Question: Can a prospective employer tell me they will only hire me if I already have health insurance? Can they ask if I smoke, if so, how much a day, and if I suffer any health problems as a result? Can they ask me if I bought my home, how did I get a mortgage, and if I purchased it by cash, from where were those funds derived?
Terre Haute, Indiana
Answer: Dear Beth:
As you probably know, I am not licensed to practice law in Indiana. However, based on a brief review of Indiana law, and my almost 30 years of experience, I believe the answers to your questions are all “Yes.” Let me explain:
1. Employers cannot refuse to hire people based on certain criteria or categories; all other criteria and categories are permissible. Though the law in different states say slightly different things, in general the law says that an employer cannot refuse to hire people based on their age, gender, religion, race, nationality, disability and a few other categories, such as sexual orientation in certain cities and states. However, it is entirely legal to refuse to hire based on a person’s height, whether a person can use a computer, whether a person has big ears, and thousands of other criteria. Many people believe – mistakenly – that any kind of “discrimination” is illegal. They are wrong; only certain types of discrimination are illegal.

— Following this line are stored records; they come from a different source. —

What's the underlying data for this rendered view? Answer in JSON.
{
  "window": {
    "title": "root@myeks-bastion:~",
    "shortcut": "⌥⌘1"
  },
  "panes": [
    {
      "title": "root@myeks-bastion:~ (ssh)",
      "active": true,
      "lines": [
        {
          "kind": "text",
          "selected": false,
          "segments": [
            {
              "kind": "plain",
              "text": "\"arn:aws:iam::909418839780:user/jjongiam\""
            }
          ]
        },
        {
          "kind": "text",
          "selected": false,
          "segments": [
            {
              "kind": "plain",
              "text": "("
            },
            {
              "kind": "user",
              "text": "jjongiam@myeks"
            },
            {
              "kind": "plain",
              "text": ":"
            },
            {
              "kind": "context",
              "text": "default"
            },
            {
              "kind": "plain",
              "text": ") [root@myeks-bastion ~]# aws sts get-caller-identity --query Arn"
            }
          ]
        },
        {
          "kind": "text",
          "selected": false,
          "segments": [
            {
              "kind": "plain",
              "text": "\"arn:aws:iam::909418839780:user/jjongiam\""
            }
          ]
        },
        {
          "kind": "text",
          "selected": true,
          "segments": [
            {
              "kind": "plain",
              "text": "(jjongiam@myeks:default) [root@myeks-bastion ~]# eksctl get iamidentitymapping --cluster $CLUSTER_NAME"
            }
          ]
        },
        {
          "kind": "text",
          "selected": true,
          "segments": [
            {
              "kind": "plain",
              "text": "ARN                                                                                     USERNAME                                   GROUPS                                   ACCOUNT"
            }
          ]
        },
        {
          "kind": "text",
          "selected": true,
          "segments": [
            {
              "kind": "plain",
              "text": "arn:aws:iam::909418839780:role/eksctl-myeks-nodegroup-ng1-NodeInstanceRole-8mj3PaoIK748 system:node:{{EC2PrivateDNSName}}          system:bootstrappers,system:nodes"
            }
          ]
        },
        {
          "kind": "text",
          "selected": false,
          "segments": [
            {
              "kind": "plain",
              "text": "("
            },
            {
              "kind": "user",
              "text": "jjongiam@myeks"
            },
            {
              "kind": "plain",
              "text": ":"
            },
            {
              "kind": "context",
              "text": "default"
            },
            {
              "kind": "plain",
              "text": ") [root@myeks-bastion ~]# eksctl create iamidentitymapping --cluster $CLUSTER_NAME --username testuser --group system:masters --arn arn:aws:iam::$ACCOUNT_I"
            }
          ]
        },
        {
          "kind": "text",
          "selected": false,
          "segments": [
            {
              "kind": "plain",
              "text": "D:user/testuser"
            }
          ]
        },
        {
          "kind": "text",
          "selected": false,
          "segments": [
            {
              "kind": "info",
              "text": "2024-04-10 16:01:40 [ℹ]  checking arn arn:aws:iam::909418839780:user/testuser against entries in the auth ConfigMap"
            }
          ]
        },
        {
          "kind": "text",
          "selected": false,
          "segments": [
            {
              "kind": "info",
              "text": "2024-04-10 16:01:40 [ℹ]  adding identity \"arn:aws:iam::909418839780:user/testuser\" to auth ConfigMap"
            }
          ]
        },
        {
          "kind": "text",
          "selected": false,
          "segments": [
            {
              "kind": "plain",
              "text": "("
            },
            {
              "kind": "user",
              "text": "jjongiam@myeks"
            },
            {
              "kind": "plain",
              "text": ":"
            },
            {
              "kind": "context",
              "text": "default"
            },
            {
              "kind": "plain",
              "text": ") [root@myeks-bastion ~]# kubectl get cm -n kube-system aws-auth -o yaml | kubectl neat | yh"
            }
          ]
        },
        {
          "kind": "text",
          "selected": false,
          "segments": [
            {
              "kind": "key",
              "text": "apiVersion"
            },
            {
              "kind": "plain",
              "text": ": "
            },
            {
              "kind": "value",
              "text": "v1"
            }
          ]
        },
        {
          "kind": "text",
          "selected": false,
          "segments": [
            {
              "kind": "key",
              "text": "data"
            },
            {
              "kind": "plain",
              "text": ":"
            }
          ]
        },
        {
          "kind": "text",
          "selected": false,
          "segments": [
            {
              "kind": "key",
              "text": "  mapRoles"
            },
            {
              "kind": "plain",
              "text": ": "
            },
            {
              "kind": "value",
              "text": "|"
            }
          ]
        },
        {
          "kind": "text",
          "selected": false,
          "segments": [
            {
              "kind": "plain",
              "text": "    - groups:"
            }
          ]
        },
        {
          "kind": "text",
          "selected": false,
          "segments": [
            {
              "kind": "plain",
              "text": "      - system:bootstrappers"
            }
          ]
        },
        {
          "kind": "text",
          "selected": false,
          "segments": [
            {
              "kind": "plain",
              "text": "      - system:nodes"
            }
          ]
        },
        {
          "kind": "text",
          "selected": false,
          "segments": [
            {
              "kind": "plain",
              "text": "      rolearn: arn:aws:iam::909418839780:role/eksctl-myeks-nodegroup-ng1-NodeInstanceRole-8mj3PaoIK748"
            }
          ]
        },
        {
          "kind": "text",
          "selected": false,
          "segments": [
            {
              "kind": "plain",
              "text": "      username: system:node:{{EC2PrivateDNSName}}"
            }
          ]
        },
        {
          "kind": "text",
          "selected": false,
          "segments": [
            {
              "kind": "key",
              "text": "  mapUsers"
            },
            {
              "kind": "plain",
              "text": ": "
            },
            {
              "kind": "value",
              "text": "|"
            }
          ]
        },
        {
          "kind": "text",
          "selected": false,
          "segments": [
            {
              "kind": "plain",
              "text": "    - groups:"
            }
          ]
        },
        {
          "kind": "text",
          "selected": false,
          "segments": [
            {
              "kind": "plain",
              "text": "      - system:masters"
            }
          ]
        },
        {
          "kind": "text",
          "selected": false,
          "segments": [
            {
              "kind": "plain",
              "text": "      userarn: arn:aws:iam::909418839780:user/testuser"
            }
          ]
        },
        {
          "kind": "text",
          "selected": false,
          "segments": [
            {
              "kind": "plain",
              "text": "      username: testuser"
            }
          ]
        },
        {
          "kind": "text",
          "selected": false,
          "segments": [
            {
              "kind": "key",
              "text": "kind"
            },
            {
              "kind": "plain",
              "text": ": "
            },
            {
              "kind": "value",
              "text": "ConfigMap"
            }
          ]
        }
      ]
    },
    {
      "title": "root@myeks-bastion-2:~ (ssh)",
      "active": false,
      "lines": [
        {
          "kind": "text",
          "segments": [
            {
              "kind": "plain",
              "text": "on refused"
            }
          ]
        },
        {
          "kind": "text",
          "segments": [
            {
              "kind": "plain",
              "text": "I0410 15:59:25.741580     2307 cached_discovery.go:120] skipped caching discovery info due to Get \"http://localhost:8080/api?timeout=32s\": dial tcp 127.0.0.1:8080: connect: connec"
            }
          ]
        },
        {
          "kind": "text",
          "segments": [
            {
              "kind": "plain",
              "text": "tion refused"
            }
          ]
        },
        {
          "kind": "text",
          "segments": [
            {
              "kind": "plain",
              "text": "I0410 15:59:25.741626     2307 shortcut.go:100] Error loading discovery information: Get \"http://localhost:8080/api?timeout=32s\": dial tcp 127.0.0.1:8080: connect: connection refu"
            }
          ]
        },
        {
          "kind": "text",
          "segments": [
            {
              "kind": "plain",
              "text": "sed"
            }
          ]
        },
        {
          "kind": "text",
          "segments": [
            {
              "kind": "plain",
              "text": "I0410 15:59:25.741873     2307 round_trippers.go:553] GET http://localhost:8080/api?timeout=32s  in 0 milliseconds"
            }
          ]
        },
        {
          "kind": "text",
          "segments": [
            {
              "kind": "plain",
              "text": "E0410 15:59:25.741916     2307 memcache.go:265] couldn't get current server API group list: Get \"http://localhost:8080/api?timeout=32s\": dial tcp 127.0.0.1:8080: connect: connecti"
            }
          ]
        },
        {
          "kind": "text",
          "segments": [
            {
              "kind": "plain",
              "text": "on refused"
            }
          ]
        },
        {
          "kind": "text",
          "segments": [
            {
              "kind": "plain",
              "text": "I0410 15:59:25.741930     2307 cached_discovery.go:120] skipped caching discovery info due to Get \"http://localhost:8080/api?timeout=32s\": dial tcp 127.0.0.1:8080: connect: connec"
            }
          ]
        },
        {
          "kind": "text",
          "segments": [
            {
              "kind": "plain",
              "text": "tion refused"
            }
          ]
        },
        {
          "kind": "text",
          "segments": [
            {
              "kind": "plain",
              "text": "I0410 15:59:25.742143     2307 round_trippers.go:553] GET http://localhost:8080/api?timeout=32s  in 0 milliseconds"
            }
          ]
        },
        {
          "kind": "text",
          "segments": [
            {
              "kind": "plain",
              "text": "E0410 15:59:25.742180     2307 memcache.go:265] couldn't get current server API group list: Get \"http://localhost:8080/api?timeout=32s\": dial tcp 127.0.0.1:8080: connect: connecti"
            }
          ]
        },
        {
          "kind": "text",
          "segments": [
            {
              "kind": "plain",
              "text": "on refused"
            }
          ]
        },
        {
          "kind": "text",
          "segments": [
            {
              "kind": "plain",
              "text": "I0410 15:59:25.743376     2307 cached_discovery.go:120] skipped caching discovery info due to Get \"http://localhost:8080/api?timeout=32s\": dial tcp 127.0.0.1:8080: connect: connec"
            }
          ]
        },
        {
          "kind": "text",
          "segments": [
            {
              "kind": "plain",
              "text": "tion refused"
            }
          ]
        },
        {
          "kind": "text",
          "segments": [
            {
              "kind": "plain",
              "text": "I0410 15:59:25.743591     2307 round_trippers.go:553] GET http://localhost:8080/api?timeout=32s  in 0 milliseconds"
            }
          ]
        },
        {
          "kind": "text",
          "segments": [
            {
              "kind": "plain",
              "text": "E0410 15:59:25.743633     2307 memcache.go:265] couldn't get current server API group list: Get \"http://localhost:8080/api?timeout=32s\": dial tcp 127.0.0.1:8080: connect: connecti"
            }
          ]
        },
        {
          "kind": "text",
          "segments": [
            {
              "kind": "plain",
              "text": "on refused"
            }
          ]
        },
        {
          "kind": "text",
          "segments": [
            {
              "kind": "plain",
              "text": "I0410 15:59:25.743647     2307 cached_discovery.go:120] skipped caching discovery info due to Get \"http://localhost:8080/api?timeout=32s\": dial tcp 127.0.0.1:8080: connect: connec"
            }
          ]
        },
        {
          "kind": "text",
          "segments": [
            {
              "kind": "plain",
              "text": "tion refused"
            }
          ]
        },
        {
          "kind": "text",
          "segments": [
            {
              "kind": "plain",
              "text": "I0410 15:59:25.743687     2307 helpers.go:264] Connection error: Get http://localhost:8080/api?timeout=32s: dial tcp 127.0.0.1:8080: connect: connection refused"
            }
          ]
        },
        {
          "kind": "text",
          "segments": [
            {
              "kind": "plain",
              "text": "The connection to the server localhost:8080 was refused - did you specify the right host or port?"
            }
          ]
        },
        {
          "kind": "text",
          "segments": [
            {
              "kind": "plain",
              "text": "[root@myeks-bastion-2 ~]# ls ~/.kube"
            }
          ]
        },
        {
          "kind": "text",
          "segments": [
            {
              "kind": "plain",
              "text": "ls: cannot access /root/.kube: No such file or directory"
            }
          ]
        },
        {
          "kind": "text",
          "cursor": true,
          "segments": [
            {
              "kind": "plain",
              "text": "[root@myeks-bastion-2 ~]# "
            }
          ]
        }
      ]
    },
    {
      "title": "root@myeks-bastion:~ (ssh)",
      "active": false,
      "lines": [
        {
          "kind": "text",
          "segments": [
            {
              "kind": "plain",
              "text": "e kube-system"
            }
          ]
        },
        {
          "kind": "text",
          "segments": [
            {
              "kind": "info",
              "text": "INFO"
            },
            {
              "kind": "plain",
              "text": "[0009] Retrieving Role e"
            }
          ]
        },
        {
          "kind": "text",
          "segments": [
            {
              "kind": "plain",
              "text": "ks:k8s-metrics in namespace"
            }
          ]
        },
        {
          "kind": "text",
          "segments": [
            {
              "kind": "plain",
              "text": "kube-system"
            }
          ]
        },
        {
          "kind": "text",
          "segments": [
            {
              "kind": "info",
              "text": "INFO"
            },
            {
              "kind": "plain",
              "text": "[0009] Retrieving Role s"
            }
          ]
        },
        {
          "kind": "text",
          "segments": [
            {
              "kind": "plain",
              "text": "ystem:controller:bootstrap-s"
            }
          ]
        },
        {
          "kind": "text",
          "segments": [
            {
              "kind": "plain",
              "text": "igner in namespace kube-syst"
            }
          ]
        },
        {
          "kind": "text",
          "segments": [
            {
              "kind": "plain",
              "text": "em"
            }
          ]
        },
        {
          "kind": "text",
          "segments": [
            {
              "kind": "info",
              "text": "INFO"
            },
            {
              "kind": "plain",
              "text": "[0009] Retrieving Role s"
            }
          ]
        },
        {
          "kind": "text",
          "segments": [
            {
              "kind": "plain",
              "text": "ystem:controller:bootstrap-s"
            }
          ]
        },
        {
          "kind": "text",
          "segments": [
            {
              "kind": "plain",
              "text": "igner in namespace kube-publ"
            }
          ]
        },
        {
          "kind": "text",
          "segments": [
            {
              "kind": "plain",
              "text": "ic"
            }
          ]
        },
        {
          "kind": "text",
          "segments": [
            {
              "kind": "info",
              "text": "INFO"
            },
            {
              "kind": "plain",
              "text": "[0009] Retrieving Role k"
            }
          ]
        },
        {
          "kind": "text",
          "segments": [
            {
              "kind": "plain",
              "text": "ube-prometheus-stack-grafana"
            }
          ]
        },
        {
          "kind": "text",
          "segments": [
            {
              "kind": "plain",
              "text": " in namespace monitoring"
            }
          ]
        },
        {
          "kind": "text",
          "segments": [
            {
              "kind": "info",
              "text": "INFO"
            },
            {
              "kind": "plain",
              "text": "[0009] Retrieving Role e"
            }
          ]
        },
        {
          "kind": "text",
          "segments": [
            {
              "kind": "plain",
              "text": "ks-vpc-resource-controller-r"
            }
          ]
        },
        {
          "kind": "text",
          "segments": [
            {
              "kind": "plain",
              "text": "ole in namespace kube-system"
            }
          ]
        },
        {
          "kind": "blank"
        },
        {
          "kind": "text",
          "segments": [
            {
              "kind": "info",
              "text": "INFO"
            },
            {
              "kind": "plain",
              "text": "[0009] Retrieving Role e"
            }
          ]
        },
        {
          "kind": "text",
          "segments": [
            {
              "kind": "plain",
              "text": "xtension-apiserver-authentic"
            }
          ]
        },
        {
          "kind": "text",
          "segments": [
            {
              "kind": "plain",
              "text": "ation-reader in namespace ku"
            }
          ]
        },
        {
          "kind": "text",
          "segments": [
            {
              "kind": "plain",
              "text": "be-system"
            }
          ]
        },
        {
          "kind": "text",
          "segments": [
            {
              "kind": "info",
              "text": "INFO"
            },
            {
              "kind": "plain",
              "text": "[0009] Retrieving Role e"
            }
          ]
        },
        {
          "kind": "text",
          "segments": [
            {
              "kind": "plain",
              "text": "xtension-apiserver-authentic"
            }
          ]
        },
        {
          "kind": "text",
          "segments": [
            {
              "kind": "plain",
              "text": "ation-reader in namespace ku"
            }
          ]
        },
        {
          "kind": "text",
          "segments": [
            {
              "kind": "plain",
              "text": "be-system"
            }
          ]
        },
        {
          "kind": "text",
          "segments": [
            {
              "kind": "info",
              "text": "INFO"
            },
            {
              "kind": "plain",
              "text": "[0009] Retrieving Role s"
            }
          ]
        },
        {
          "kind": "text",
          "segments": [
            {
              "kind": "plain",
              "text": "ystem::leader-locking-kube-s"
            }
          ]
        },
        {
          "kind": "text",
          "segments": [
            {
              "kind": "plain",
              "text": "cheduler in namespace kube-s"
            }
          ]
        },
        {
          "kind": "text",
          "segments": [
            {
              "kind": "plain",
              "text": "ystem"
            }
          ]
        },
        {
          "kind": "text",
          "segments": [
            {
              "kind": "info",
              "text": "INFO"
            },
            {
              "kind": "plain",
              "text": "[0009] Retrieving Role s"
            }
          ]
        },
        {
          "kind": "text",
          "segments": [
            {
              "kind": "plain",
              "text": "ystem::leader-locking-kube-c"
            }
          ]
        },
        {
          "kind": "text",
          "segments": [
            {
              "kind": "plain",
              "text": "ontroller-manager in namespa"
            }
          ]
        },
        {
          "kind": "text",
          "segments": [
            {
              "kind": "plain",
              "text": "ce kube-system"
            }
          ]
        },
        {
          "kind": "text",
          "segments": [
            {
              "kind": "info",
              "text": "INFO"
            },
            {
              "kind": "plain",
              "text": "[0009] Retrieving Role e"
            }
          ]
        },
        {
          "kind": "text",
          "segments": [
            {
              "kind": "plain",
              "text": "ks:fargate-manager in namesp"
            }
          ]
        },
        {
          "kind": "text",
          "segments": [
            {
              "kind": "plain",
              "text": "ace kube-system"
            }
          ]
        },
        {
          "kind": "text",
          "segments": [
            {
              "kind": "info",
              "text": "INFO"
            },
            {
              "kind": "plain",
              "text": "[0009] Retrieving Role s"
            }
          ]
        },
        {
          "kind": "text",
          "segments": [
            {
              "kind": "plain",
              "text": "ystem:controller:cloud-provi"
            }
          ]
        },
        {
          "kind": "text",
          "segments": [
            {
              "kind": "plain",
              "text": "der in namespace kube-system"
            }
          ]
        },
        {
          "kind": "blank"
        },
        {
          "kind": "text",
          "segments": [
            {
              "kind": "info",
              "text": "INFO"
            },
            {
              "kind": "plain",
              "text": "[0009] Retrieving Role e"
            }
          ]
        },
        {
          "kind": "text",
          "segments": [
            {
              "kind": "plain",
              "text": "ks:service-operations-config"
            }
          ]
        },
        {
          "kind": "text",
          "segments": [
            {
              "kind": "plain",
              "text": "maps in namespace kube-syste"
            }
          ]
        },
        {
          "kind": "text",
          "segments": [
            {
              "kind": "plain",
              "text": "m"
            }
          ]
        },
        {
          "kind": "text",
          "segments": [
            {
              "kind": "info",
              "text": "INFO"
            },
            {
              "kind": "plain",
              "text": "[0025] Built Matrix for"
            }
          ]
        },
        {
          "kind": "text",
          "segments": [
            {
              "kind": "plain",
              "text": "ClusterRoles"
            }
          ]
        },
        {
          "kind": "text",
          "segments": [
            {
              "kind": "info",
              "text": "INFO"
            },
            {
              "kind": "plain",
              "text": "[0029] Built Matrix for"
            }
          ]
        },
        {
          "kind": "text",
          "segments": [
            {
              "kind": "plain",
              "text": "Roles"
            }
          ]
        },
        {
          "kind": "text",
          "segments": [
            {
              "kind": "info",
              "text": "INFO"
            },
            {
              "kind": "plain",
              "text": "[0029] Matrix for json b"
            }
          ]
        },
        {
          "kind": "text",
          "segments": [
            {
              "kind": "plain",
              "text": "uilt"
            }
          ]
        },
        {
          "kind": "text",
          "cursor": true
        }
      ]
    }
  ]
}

2. For an employer to be held legally accountable for any question(s) asked in an interview, the questions have to be reasonably connected to an impermissible “criteria or category.” So, it can be considered illegal discrimination to ask a prospective employee: (a) if she practices a certain religion; (b) what his racial background is, or (c) if a woman plans to have another child. Such questions give rise to an inference of illegal discrimination. Whether you enjoy reading mystery novels would not seem to be connected to illegal discrimination.
I can’t imagine what might motivate an employer to ask a job applicant questions about mortgages on homes, or the sources of a down payment to purchase a home. I don’t, though, see any connection with such questions and illegal criteria or categories.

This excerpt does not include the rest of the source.